Resort 2024

Courtesy of Tory Burch

Tory Burch is a dog person, her beloved miniature poodles Chicken and Slim have their own Instagram account. But cats and rabbits have their moment in the spotlight in her new resort collection. Burch appreciates the 87-year-old German artist Walter Schels’ animal portraits, and approached him for the project. The cat, which is photographed with its mouth open and eyes blazing, captures something of our frenetic time.

Burch herself is always in motion, which might be why she’s been leaning into stretch fabrics and lean, almost athletic shapes recently. Last September at her spring show she introduced a modular concept that combined a stretch top and tube skirt with capri-length leggings, or teamed a stretch top and a part-opaque, part-sheer skirt. For resort, there’s a pair of dresses that recreate the color-blocking of those looks—same big impact but in a couldn’t-be-easier all-in-one shape.
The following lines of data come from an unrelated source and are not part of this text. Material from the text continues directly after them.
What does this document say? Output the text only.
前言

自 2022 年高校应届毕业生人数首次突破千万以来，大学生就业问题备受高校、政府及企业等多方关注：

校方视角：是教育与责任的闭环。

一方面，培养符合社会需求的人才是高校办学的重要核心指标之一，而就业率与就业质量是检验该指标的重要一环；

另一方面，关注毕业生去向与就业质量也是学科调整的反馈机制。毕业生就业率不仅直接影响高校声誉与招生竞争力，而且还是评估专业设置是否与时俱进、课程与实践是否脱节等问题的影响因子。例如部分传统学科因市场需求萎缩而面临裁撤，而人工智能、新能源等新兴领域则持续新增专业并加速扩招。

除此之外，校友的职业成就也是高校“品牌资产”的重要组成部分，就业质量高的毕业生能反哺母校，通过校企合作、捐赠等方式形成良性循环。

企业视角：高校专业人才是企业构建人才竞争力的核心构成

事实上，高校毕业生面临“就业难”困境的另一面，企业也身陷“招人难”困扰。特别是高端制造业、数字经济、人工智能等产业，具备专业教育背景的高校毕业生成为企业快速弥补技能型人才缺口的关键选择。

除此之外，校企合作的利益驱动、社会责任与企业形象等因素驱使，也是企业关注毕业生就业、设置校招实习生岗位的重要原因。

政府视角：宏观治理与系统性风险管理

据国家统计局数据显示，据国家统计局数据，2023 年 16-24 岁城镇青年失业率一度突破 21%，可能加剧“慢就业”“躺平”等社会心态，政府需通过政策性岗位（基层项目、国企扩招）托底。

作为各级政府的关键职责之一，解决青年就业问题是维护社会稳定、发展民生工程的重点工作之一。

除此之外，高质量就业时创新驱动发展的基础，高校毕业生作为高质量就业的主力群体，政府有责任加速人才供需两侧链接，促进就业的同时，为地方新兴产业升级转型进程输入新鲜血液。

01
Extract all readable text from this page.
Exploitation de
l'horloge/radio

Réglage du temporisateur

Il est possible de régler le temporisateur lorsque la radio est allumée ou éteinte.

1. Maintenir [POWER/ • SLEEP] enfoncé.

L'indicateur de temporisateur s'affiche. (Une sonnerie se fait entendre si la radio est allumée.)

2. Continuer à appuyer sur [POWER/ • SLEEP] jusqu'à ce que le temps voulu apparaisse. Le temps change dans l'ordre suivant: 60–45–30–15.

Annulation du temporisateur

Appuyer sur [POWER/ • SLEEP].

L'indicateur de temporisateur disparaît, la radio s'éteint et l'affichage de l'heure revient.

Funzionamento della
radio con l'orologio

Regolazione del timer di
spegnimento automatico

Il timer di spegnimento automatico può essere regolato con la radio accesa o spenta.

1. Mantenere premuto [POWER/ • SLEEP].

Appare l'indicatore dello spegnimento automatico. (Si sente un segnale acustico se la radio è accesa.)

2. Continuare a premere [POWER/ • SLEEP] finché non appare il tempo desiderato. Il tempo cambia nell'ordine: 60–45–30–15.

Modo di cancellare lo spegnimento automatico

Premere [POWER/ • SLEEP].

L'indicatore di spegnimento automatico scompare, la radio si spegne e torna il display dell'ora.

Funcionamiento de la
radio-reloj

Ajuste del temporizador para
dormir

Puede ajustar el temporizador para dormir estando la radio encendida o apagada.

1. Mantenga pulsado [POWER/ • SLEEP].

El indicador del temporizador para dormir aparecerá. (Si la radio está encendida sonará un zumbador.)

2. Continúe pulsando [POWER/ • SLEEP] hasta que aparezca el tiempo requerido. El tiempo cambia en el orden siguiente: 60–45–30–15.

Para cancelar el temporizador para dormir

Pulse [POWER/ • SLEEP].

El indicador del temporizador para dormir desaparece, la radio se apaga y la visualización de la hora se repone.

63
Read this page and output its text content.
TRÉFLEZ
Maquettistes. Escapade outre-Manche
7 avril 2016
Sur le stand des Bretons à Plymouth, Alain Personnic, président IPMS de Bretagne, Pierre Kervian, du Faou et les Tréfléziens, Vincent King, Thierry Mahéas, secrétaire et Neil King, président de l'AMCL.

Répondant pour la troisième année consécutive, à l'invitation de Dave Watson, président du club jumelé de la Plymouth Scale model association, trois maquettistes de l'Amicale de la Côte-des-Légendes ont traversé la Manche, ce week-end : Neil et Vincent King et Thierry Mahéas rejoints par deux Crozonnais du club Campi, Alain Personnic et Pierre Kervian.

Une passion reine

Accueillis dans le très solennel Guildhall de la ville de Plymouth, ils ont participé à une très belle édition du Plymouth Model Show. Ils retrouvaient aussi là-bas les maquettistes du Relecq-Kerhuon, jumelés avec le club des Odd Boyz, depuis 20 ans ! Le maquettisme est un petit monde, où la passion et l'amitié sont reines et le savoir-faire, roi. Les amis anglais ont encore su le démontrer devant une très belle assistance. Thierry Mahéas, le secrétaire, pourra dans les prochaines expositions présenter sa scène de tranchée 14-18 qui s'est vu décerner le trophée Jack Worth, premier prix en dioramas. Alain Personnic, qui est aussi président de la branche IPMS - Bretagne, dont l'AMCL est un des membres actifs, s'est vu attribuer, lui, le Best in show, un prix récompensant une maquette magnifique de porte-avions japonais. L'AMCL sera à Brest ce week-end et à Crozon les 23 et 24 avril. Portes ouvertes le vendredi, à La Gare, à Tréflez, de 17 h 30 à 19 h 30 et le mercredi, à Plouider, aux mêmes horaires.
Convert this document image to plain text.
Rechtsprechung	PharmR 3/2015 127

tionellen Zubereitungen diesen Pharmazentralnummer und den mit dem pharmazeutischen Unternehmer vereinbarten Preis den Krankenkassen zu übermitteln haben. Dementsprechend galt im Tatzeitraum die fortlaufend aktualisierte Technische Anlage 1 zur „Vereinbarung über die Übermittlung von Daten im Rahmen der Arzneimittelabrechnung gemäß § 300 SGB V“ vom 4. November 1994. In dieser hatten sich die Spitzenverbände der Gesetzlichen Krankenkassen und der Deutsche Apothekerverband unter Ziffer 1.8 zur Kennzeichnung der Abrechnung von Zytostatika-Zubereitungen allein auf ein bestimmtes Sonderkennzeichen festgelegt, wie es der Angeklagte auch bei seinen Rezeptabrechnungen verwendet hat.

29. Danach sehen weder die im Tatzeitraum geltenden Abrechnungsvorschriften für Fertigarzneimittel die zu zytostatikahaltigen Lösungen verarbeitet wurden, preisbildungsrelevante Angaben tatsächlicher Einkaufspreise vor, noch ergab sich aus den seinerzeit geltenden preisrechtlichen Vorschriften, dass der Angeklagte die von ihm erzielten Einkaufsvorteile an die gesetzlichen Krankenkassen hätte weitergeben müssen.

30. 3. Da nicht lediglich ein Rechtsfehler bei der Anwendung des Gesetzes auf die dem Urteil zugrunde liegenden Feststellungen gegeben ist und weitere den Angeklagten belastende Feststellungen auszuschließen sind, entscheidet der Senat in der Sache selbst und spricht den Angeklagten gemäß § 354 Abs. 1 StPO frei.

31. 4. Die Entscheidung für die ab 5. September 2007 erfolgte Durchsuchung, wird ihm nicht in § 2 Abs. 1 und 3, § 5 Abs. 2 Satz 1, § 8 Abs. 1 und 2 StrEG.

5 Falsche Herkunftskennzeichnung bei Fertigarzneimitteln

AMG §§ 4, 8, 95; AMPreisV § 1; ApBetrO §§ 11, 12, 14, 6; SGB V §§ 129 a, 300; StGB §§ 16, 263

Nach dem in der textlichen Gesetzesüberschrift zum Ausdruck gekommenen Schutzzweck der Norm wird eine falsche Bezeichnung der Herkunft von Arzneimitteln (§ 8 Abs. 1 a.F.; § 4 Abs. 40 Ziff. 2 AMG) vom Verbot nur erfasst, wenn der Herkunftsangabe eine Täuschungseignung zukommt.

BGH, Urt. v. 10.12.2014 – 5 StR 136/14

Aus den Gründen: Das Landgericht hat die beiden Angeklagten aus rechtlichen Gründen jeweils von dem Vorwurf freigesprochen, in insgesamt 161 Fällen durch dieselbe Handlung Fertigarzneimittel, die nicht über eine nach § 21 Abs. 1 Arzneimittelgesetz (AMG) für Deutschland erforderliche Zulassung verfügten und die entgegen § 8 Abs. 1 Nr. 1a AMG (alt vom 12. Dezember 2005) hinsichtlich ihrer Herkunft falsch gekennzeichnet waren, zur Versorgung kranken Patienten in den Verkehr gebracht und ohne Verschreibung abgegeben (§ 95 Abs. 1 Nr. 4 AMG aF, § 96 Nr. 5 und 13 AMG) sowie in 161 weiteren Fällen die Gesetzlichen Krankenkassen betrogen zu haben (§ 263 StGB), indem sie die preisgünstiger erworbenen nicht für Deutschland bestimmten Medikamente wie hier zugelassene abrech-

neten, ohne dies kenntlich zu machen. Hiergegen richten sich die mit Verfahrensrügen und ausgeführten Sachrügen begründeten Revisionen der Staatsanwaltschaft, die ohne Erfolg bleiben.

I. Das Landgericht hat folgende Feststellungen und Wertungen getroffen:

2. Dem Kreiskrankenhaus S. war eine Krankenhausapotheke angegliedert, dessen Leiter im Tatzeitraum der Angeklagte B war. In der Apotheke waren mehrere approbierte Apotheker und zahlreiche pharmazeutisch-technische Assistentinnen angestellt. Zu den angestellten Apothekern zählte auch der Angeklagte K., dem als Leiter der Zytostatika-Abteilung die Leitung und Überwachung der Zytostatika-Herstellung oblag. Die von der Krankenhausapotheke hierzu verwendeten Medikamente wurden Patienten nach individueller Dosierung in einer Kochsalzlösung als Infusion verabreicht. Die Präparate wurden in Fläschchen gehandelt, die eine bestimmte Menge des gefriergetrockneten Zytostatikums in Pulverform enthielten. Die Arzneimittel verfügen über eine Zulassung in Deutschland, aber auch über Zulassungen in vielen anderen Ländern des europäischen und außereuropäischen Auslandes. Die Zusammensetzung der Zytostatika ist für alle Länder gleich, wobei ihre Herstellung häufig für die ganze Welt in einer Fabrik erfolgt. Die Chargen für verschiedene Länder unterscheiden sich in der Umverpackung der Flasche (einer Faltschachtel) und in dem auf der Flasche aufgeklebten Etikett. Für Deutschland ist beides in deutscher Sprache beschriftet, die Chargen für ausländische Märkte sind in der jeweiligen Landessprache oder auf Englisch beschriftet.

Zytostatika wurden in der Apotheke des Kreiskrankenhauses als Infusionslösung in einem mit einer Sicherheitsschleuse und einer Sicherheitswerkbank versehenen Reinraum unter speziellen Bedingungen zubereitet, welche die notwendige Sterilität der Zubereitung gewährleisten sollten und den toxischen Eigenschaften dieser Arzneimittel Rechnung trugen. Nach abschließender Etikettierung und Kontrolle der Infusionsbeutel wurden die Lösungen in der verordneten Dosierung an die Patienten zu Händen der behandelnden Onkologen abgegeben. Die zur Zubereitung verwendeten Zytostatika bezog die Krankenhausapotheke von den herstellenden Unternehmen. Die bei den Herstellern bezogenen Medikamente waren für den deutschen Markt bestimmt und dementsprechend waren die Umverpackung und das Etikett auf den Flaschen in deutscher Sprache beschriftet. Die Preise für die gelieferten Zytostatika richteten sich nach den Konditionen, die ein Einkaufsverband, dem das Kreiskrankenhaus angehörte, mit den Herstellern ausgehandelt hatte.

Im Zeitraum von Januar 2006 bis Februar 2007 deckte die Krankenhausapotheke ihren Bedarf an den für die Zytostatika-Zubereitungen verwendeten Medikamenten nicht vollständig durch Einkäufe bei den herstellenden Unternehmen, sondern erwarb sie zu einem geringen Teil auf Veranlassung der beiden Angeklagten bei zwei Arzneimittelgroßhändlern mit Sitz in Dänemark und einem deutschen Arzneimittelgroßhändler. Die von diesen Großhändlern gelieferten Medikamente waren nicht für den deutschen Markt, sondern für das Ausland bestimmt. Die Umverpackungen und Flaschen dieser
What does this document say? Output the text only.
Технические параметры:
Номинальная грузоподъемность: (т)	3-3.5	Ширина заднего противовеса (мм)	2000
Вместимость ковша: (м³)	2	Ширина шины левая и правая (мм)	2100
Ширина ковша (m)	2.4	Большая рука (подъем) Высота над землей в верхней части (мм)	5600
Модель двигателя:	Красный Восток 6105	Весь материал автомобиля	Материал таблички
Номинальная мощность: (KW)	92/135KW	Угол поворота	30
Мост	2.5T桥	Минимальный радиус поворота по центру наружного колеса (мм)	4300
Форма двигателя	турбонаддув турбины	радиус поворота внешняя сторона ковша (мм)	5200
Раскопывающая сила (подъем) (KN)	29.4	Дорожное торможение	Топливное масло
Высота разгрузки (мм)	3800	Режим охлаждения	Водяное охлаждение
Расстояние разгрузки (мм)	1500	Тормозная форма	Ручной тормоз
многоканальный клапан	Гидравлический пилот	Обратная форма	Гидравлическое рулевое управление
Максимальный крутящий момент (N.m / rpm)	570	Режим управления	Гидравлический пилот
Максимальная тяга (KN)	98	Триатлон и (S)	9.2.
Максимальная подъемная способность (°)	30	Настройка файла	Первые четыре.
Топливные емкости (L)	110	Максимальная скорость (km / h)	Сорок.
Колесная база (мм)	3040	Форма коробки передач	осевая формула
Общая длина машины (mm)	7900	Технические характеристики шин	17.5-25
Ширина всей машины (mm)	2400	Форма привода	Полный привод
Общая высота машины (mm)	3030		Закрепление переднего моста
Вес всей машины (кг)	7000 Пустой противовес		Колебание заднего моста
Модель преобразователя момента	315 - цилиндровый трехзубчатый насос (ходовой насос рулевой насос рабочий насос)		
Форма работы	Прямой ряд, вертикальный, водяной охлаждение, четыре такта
The deep-v sweaters accompanied by sheer turtleneck dickeys here do the same thing: You get the look of layers in one completist piece. (Unlike traditional dickeys, these aren’t detachable.)

“I wanted clean lines,” Burch said at a showroom appointment. That translated to aerodynamic jersey tees and narrow skirts shown in monochrome white or navy blue punctuated only with a studded hip-slung belt, or to a leather handkerchief top embellished with more of those silver studs paired with mannish, straight-cut trousers. The tailoring is minimal and stripped of any visible hardware.

Minimal but sensual is the message behind a trio of special dresses that take their cues from ballerina’s tutus. Combining a stretch tulle bodice with a fluid skirt draped from curved underwire, they don’t cling to the body but rather seem to float on top of it. Pairing them with skimmer flats, Burch seemed to be returning to a point she’s been driving home for a couple of years now, that for this designer comfort and glamour are inextricably intertwined.